I write about and develop my mathematical ideas in the parts of this blog where I chronicle my learning journey in math and science. While I am not sure whether some of these ideas may be suitable for original research, the manners in which some of these ideas arise can nevertheless inspire a similar possibility for practicing researchers at the cutting edge of the field.
In general, teaching someone a subject helps to increase your own understanding of it. Part of the pathway towards that additional understanding can involve asking new questions about the subject matter, which can lead to new investigations and ideas with it. There are a number of concrete example ways this could arise:
- The search for more “intuitive” or “teachable” definitions can lead to questions about equivalencies to alternative characterizations. In the case that equivalency turns out to be true, it offers an exciting new approach to the concept; in the case that it doesn’t, it carries implications for education where instructors need to remember to distinguish things properly, and it opens up avenues to study different, non-equivalent concepts that may nevertheless be related and/or motivated similarly.
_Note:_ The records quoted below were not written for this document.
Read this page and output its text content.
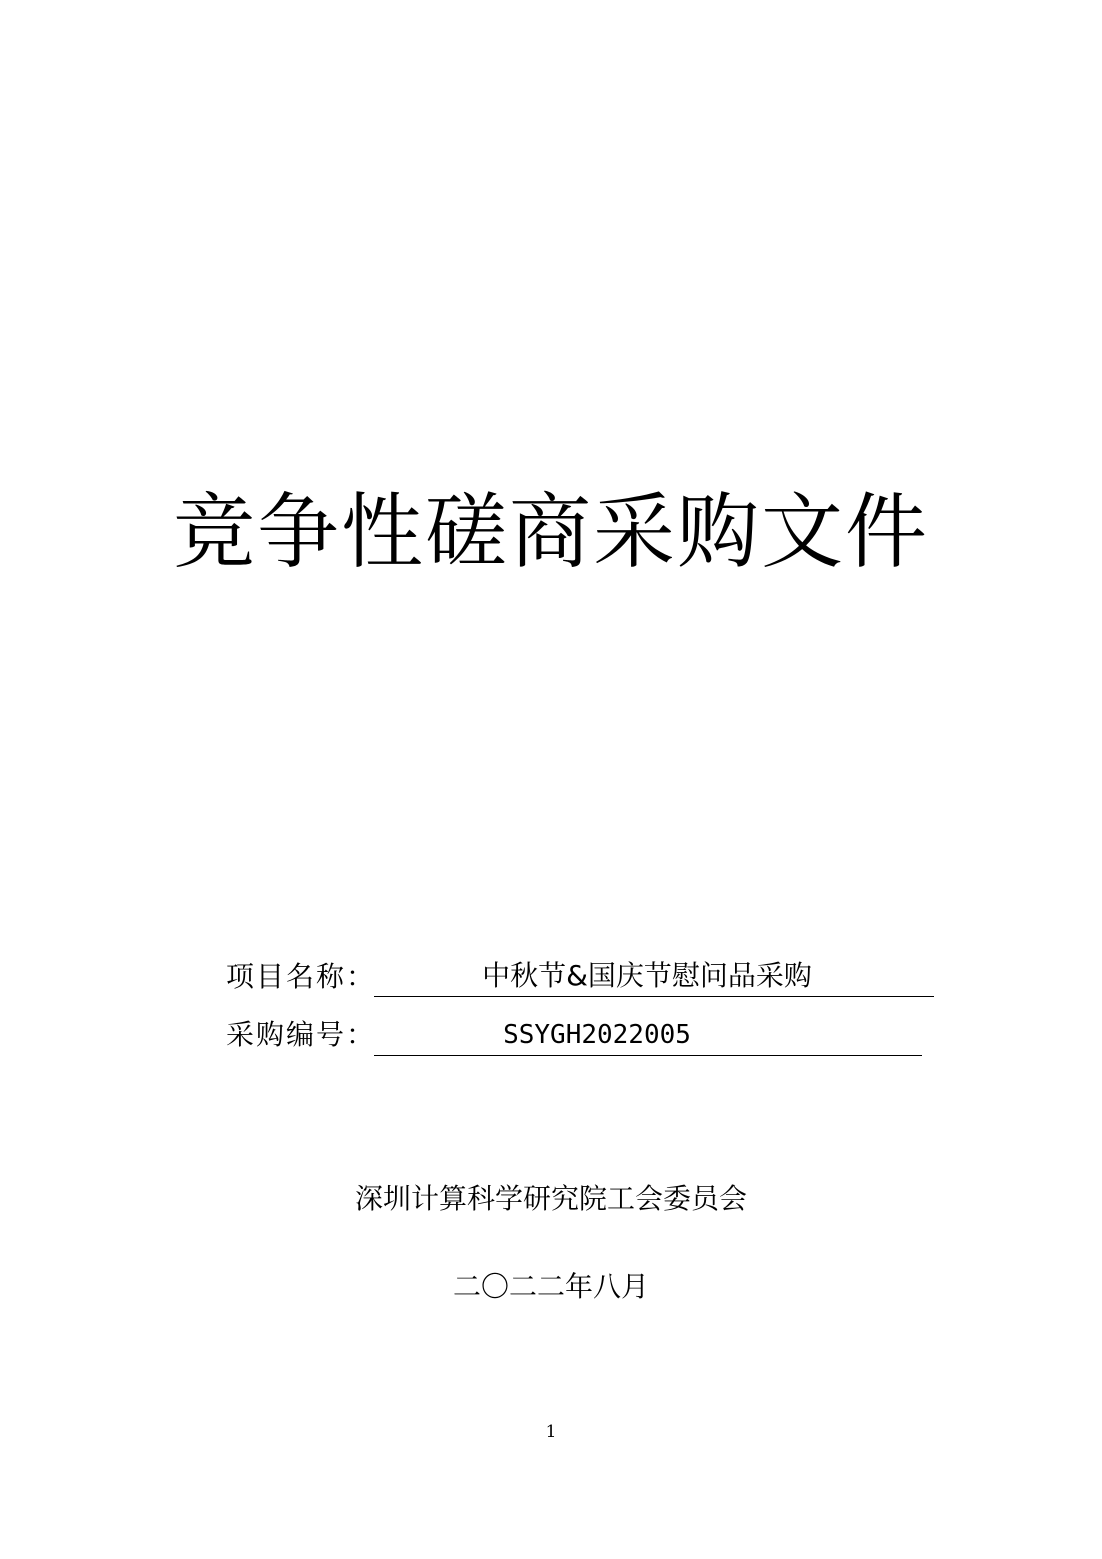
竞争性磋商采购文件
项目名称：	中秋节&国庆节慰问品采购
采购编号：	SSYGH2022005
深圳计算科学研究院工会委员会
二〇二二年八月
1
A number of my ideas have arisen from this, a recent example being alternative “Boolean algebra-like” characterizations of common math structures like rings (as discussed in this post.)
- Relatedly, statements that can be made as “informal approximations” in the midst of motivating a concept or result can inspire new research if we ask whether we can actually formalize and prove some aspect of this approximability, or possibly even prove equivalency up to some level. Again, further avenues of research can result here depending on whether or not such a formalization turns out to be true. A number of my ideas have arisen from this — for example, my “topology as an algebraic structure” exploration started with me claiming that topology is fundamentally different from algebra, which then led to the follow-up question of whether that was based on the way the topology axioms are standardly written or actually fundamentally true.
- Instructors teaching students about their research, especially when such research is not up until that point well-known by others, can spur greater developments on it — exposure of different ideas and intuitions to each other can result in fruitful new work. As an example, in a famous anecdote, Richard Feynman used to carry five or so different problem-solving approaches in his head that he would apply to any new problem he encountered, which possibly enabled him to see connections and try non-standard approaches that people up until that point hadn’t considered simply because they weren’t in the headspace to think about such approaches. This is also a good reason why many math classes, even for undergraduates, try to expose students to unsolved problems.
- Relatedly, structuring new classes in non-standard ways can lead to fruitful new approaches and connections. For example, consider a class that combines and weaves two subjects that aren’t traditionally discussed together. Such a course could yield new research insights especially when presented to students who can develop that point of view further.
There are probably other similar ways in which research questions can arise from teaching scenarios, which I will add to this post later on once I think of them.
In fact, many of my ideas that I have posted about (or will post about) have arisen from these kinds of questions (especially from the first two points, since I didn’t major in math so I wasn’t exposed too much to alternative-style courses. However, the easy access of course materials online, as with for example MIT OpenCourseWare, makes even the other points accessible to non-math majors too.) In this way, teaching can enable researchers at the cutting edge to come up with new ideas, spurring them to develop new theories which in turn can help advance humanity’s overall understanding of math.